Vision insurance: do you need it?

While good vision is certainly imperative, it may or may not be critical to have vision insurance. Many consumers overprice this coverage and pay too much for it.

To know if you’re getting what you pay for when you buy vision coverage, it’s imperative to know what vision coverage does and doesn’t include. An understanding of the limitations of vision coverage is necessary to determine if you should pay more for coverage.

You should know what the additional coverage will include. Vision coverage covers expenses associated with prescription glasses or contact lenses. Vision or eye insurance will usually cover an eye exam. It may also cover part of the cost of prescription glasses.

You should also know what it does not cover. Vision insurance does not cover expenses associated with eye trauma or diseases affecting the eye. Health insurance will generally cover these health care costs.

Neither your optical insurance nor your medical coverage will likely include coverage for laser eye surgery. Surgery to improve vision is generally specifically excluded by medical coverage policies. This is different from surgery to restore vision.
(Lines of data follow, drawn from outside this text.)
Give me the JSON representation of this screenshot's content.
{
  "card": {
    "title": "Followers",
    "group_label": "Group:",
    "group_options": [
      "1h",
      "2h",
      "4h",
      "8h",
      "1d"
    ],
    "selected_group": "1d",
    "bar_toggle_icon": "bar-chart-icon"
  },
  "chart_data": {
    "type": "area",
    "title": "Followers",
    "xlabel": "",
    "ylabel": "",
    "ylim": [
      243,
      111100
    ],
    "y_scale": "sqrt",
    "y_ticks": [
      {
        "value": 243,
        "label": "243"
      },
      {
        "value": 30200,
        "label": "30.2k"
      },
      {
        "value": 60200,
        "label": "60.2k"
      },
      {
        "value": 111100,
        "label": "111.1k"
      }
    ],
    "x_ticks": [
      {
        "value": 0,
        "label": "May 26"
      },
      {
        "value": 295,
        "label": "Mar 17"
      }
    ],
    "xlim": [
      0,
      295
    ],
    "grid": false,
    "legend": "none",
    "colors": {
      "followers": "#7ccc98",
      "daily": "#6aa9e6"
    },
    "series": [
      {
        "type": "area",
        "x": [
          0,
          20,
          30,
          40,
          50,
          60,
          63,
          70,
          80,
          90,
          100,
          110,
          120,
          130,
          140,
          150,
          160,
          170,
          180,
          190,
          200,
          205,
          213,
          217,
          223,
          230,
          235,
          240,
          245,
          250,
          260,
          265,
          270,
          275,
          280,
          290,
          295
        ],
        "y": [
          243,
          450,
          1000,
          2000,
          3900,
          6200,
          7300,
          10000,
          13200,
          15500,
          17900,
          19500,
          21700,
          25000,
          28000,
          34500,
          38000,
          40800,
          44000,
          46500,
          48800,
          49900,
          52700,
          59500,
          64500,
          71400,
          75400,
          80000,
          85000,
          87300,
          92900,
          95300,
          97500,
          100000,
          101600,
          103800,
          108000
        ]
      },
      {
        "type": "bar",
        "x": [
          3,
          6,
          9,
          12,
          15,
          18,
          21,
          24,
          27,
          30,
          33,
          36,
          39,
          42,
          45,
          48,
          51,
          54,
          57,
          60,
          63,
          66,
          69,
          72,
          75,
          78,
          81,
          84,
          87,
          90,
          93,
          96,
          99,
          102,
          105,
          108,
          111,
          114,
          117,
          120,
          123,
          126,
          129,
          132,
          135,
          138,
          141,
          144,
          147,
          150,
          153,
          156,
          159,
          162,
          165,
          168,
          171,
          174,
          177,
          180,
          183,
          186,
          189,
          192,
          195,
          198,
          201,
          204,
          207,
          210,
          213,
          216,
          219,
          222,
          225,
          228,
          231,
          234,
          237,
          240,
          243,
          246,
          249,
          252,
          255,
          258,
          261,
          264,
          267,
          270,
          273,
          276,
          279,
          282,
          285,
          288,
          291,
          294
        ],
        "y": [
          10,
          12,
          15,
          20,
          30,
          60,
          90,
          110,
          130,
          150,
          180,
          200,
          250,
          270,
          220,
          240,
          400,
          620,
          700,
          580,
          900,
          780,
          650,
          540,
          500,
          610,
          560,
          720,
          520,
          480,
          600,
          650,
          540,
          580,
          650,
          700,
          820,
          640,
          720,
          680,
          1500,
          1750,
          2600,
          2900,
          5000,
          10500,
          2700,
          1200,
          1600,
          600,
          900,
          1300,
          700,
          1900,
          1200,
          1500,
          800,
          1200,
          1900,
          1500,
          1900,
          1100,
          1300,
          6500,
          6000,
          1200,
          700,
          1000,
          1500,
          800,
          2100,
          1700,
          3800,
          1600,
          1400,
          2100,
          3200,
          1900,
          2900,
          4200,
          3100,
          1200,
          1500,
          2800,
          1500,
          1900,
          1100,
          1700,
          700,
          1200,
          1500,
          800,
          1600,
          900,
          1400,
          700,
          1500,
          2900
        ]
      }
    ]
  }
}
The standard health care insurance policy will exclude coverage for corrective lenses. Typical health insurance policies do not cover eye exams needed to obtain corrective lenses. Corrective lenses can be prescription contact lenses or prescription glasses.

Medical expenses associated with eye injuries and diseases that affect vision are still paid as part of the health benefit. No eye or vision coverage rider is needed to be covered for eye injuries. Many consumers pay extra for vision or eye coverage because they believe their medical policy won’t cover anything related to vision.

When comparing health coverage policies that include vision or eye insurance, be sure to see how comprehensive your coverage is. Since some eye care insurance policies will only cover the cost of the exam, those policies are less valuable than insurance plans that will not only cover the exam but also pay for the glasses.

Another issue to consider is the availability of eye care professionals. Most vision plans will limit the places you can go for your eye exam to network providers. You need to make sure that there are optometrists or optometrists near you and that you feel comfortable using those optometrists or optometrists.

It’s a waste of money to pay for eye care coverage only to find out that none of the eye doctors in the network are the ones you can or want to see. Consumers often routinely check to make sure their doctors are in the network, but forget to search for dentists and optometrists.

Knowing the value of additional coverage is essential if you are going to make the right decision. If your vision or vision insurance only includes an annual exam, you should call an optometrist and ask how much an eye exam costs. If the policy also pays something for the glasses, you must add that to the cost of the exam. Multiply the cost by the number of family members that will be covered. Then divide that cost by 12 of your policy premiums paid monthly. This will allow you to properly compare the additional cost of having eye or vision coverage with the additional cost of coverage.

Eye insurance is often worth the extra costs, but sometimes it won’t be. People often compare different plans that are otherwise the same and choose the one with vision care coverage without properly weighing the costs and benefits. Now you know how to see the costs and benefits and only pay extra if the extra coverage is worth the extra price.